Une troisième étude multicentrique, à double insu et contrôlée par placebo, menée pendant 18 mois, a inclus 106 patients HFH sous une dose de statine maximale tolérée, avec ou sans autres traitements modificateurs lipidiques, et un taux initial de LDL-C ≥ 160 mg / dL (≥4.14 mmol / L). Les patients ont reçu de l’alirocumab à une dose de 150 mg Q2W ou un placebo en plus de leur traitement de modification des lipides existant. À la semaine 24, la différence de traitement moyenne du placebo dans le changement du pourcentage de LDL-C par rapport au départ était de -39,1% (IC à 95%: -51,1%, -27,1%, p-value: <0,0001). Pour les résultats détaillés, voir Tableau 2. Les changements moyens pour tous les autres lipides / lipoprotéines étaient similaires aux études FH I et FH II, cependant la signification statistique n’a pas été atteinte pour TG, HDL-C et Apo A-1.

Étude de phase 3 contrôlée par l’ézétimibe (sur les statines de fond) chez des patients présentant une hypercholestérolémie primaire ou une dyslipidémie mixte

Étude COMBO II

Une étude multicentrique, à double insu et contrôlée par l’ézétimibe pendant 2 ans a inclus 707 patients catégorisés comme présentant un risque CV très élevé et non à leur C-LDL cible prédéfinie sur une dose de statine maximale tolérée. Les patients ont reçu soit 75 mg d’alirocumab Q2W ou 10 mg d’ézétimibe une fois par jour en plus de leur traitement par statine. Une augmentation de la dose d’alirocumab à 150 mg deux fois par semaine s’est produite à la semaine 12 chez les patients ayant un taux de C-LDL ≥70 mg / dL (≥1,81 mmol / L). À la semaine 24, la différence moyenne de traitement de l’ézétimibe dans le changement du pourcentage de LDL-C par rapport au départ était de -29,8% (IC à 95%: -34,4%, -25,3%, p-value: <0,0001). Pour les résultats détaillés, voir le tableau 2. A la semaine 12 (avant titrage), 77,2% des patients ont atteint un taux de C-LDL <70 mg / dL (<1,81 mmol / L) contre 46,2% dans le groupe ézétimibe. Dans le sous-groupe des patients augmentés à la semaine 12, une réduction moyenne supplémentaire de 10,5% du LDL-C a été atteinte à la semaine 24. La différence par rapport à l’ézétimibe était statistiquement significative à la semaine 24 pour tous les lipides / lipoprotéines sauf pour les TG et Apo A- 1.

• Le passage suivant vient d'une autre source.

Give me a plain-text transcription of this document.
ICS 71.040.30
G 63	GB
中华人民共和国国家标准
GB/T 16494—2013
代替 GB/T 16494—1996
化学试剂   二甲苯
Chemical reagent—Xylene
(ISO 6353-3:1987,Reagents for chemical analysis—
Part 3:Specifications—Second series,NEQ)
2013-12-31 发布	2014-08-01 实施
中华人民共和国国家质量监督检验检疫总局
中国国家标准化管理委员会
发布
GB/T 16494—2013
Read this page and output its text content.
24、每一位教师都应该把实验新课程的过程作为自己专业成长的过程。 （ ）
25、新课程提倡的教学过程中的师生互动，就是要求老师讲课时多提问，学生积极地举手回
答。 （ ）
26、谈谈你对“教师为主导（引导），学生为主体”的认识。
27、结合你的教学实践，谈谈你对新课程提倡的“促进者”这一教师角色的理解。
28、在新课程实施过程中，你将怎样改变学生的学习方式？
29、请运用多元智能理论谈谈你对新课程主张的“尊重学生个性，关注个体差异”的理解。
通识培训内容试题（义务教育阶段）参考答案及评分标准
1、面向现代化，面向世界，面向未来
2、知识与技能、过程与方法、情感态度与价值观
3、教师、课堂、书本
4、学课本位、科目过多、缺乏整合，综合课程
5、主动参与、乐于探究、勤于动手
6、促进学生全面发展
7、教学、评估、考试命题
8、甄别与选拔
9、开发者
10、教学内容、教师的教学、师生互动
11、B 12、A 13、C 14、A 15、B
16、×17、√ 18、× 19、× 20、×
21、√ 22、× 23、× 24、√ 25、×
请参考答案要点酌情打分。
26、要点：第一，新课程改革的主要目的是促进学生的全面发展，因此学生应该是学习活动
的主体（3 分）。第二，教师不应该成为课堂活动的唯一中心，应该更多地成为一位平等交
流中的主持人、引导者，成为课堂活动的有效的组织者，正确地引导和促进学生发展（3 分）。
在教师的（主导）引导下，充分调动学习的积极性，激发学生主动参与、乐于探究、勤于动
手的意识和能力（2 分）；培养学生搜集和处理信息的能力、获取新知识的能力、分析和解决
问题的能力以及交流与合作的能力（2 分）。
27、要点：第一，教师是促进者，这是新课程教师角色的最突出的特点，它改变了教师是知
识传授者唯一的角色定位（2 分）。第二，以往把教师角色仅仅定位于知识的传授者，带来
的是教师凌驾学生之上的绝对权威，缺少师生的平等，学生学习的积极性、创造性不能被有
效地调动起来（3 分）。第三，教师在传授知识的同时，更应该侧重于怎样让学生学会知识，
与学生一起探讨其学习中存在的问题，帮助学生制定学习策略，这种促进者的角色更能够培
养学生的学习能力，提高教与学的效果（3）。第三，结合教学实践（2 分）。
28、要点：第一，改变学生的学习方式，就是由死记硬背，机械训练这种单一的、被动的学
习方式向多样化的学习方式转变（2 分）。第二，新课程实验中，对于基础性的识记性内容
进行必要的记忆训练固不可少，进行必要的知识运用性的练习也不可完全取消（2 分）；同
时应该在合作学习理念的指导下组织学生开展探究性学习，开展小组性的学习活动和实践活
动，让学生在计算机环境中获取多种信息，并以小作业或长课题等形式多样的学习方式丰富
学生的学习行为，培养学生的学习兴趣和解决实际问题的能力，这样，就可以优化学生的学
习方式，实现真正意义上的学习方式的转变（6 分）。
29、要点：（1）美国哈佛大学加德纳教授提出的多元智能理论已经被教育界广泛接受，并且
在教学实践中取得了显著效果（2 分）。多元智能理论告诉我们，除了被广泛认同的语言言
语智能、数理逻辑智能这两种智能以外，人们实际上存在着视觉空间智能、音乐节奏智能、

Monothérapie ou en complément d’une thérapie de modification des lipides non-statine

Essais de phase 3 contrôlés par l’ézétimibe chez des patients atteints d’hypercholestérolémie primaire (sans statine de fond)

Étude ALTERNATIVE

Une étude multicentrique, en double aveugle, contrôlée par l’ézétimibe, d’une durée de 24 semaines, a porté sur 248 patients présentant une intolérance statinée documentée due aux symptômes liés au muscle squelettique. Les patients ont reçu soit 75 mg d’alirocumab Q2W ou 10 mg d’ézétimibe une fois par jour, soit 20 mg d’atorvastatine une fois par jour (en tant que bras de remise en charge). Une augmentation de la dose d’alirocumab à 150 mg Q2W est survenue à la 12e semaine chez les patients ayant un taux de C-LDL ≥70 mg / dL (≥1,81 mmol / L) ou ≥100 mg / dL (≥2,59 mmol / L), selon leur niveau du risque CV. À la semaine 24, la différence de traitement moyenne de l’ézétimibe dans le changement du pourcentage de LDL-C par rapport à la valeur initiale était de -30,4% (IC à 95%: -36,6%, -24,2%, p-value: <0,0001). Pour les résultats détaillés, voir le tableau 2. À la semaine 12 (avant la titration), 34,9% des patients ont atteint un taux de C-LDL <70 mg / dL (<1,81 mmol / L) contre 0% dans le groupe ézétimibe. Dans le sous-groupe des patients augmentés à la semaine 12, une réduction moyenne supplémentaire de 3,6% du LDL-C a été atteinte à la semaine 24. La différence par rapport à l’ézétimibe était statistiquement significative à la semaine 24 pour le LDL-C, le C, Apo B et Lp (a).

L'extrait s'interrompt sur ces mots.